The former New York City mayor made the comments at a 2015 appearance at the Aspen Institute. He defended the city’s “stop and frisk policy”—which current NYC Mayor Bill de Blasio did away with a few years ago.

It’s necessary to “put a lot of cops” in minority neighborhoods because that’s where “all the crime is,” Bloomberg argued.

“Ninety-five percent of your murders, murderers and murder victims, fit one M.O.,” Bloomberg said, according to the audio.

“You can just take the description, Xerox it, and pass it out to all the cops,” he continued. “They are male, minorities, 16 to 25. That’s true in New York. That’s true in virtually every city.

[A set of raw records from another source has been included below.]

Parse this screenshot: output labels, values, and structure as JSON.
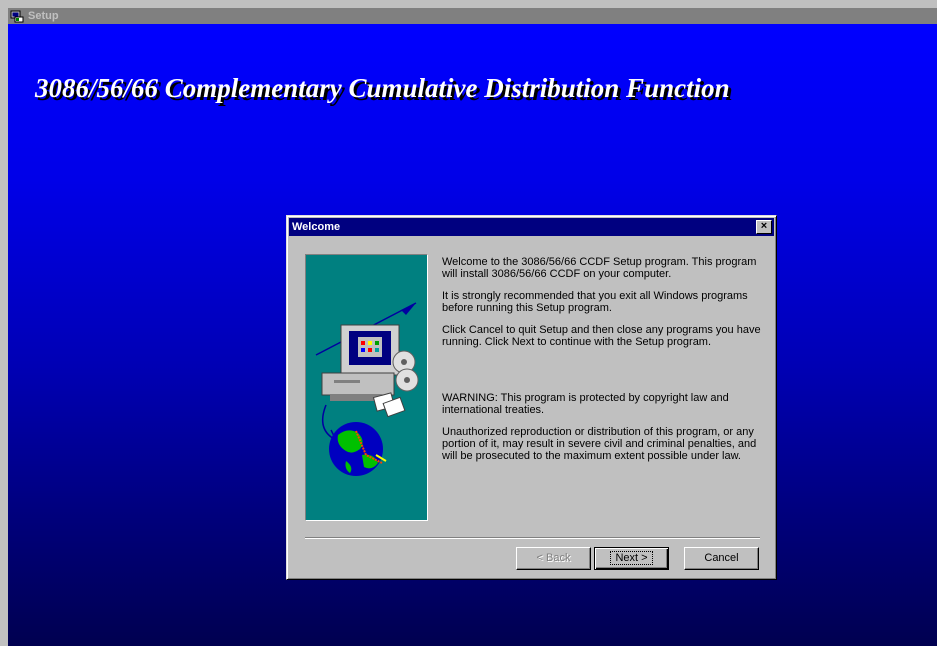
{
  "window": {
    "title": "Setup"
  },
  "banner": {
    "text": "3086/56/66 Complementary Cumulative Distribution Function"
  },
  "dialog": {
    "title": "Welcome",
    "close_glyph": "×",
    "paragraphs": [
      "Welcome to the 3086/56/66 CCDF Setup program. This program will install 3086/56/66 CCDF on your computer.",
      "It is strongly recommended that you exit all Windows programs before running this Setup program.",
      "Click Cancel to quit Setup and then close any programs you have running. Click Next to continue with the Setup program.",
      "WARNING: This program is protected by copyright law and international treaties.",
      "Unauthorized reproduction or distribution of this program, or any portion of it, may result in severe civil and criminal penalties, and will be prosecuted to the maximum extent possible under law."
    ],
    "buttons": {
      "back": "< Back",
      "next": "Next >",
      "cancel": "Cancel"
    }
  },
  "colors": {
    "desktop_top": "#0000ff",
    "desktop_bottom": "#000050",
    "title_active": "#000080",
    "art_bg": "#008080"
  },
  "icons": {
    "app": "setup-icon",
    "art": "computer-globe-illustration"
  }
}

And that’s where the real crime is.”

Bloomberg also claimed that the increased police presence in those neighborhoods to protect against violent crimes had sometimes resulted in stricter enforcement of lesser infractions.

“So one of the unintended consequences is people say, ‘Oh my God, you are arresting kids for marijuana that are all minorities,’” Bloomberg said. “Yes, that’s true. Why? Because we put all the cops in the minority neighborhoods. Yes, that’s true. Why do we do it? Because that’s where all the crime is. And the way you get the guns out of the kids’ hands is to throw them up against the walls and frisk them.”

After the audio surfaced on Tuesday, Bloomberg issued an apology and said his 2015 remarks “do not reflect my commitment to criminal justice reform and racial equity.”

But those were not the only comments Bloomberg has made in support of racial profiling. In a different interview, Bloomberg argued that, if anything, the city’s law enforcement “disproportionately stops whites too much, and minorities too little.”

Just yesterday, a national poll found that Bloomberg was the second favorite among African American voters, with 22% of the vote, while former Vice President Joe Biden dropped down to 27%.